El rey concedía un favor con cargo al bolsillo de una institución que nada tenía que agradecer a la beneficiaria del chollo. Por si fuera poco, la nueva archivera ni siquiera tenía la obligación de trasladarse a la isla para ejercer el empleo. Y nunca lo hizo. Según el historiador Pedro Antonio Sancho, que desveló esta curiosidad en el Butlletí de la Societat Arqueològica Lul.liana en 1921, la archivera tenía la potestad de nombrar un sustituto: "Dando de sus emolumentos la señora Aguilar una parte a la persona que designara para cumplir, en nombre suyo, los deberes y obligaciones del cargo, le quedase un remanente bien saneado y sin cuidado alguno". O lo que es lo mismo, debía cobrar sin dar un palo al agua.

No era una situación excepcional en la época. Hasta el Concilio de Trento, muchos obispos jamás pisaban su diócesis. Los alcaides de castillos daban por hecho que no estarían entre sus muros. La tradición se mantiene incluso en nuestros días, con partidos que nombran cargos que no ejercen o trabajan para la formación política y no para la institución.

El investigador remataba su estupor con una frase demoledora: "para mayor desconsideración al Ayuntamiento, el cargo, pagado de los caudales de la Ciudad, se proveyó en una señora falta, de seguro, de conocimientos técnicos y extraña a la isla, cuya posición geográfica tal vez ignoraba".

Fernando VI fue rey de España desde 1746 hasta 1759, y llegó al trono por casualidad ya que era el tercer hijo de Felipe V. Fue conocido como El Justo, aunque se supone que para este apodo no se tuvo en cuenta el caso mallorquín. Le sucedió Carlos III y a este Carlos IV. Todos mantuvieron a la archivera.

El cargo de archivero debía ser muy codiciado porque, desde tres años antes de que se inmiscuyera la Corona, el Ayuntamiento y el Capitan General mantenían una agria disputa sobre quién tenía la competencia sobre el nombramiento. Cada una de las partes designó a una persona diferente para el cargo. El primero optó por Joan Armengol y el segundo por Andreu Bestard. La polémica trascendía de una cuestión meramente democrática. El ayuntamiento se consideraba el legítimo legatario de las antiguas instituciones del Reino de Mallorca, abolidas por el Decreto de Nueva Planta. La Capitanía General era el símbolo del nuevo poder centralizado.

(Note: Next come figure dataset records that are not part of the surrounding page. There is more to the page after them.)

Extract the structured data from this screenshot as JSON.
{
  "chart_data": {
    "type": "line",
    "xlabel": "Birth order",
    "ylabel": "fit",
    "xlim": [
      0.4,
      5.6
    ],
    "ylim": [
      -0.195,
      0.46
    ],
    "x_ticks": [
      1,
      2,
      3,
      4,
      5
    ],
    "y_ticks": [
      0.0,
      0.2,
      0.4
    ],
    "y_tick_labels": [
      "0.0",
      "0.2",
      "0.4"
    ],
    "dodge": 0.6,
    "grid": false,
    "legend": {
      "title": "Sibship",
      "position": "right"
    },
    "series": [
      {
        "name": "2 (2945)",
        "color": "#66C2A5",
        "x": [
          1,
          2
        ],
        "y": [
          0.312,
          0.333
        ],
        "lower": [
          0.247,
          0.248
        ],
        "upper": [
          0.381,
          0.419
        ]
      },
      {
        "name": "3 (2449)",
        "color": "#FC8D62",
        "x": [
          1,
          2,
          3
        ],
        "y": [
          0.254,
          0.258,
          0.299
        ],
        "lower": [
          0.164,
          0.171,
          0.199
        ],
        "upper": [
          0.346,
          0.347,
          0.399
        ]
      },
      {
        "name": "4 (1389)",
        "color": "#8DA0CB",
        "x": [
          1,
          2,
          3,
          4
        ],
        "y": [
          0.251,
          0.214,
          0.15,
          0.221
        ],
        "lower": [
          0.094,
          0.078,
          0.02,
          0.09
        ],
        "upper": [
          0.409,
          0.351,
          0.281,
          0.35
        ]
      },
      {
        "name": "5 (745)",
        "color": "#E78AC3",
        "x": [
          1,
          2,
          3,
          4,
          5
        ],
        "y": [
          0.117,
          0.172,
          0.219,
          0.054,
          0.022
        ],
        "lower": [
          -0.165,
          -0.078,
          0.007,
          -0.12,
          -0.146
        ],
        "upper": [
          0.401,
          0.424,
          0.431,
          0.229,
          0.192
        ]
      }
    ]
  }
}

Era una escaramuza más de las muchas que se venían librando incluso desde tiempos de los Austria.

En cualquier caso, cuando Rosalía de Aguilar optó por nombrar al archivero efectivo, con menos sueldo que el que ella percibía eligió o le aconsejaron a Armengol. Tuvo que hacer frente a los problemas de un departamento por el que corrían los ratones, la humedad destrozaba los antiguos documentos y la carcoma devoraba las cubiertas de los libros. No fue el único delegado de la archivera, ya que en 1761 se incorporó al puesto un tal Cristóbal Palet y más tarde Antoni Ferrer.

El Ayuntamiento nunca aceptó de buen grado la interferencia real y periódicamente reivindicaba ante Madrid su derecho a designar a la persona adecuada para el cargo. Pero no fue hasta 1798, ya durante el reinado de Carlos IV, cuando se tuvo conocimiento de la defunción de Rosalía de Aguilar. En cuanto llegaron los rumores de la muerte de la archivera desconocida, se dejó de abonar la asignación que se le entregaba. Cuando el rumor se confirmó, el Ayuntamiento retomó la potestad que le habían arrebatado y designó como archivero a Miquel Puig i Ferrer.

Casi medio siglo duró Rosalía de Aguilar y Abarca en un cargo que nunca ejerció. La que hubiera podido ser una feminista avant la lettre no fue más que otro abuso sobre las competencias, la caja y la dignidad de las instituciones mallorquinas.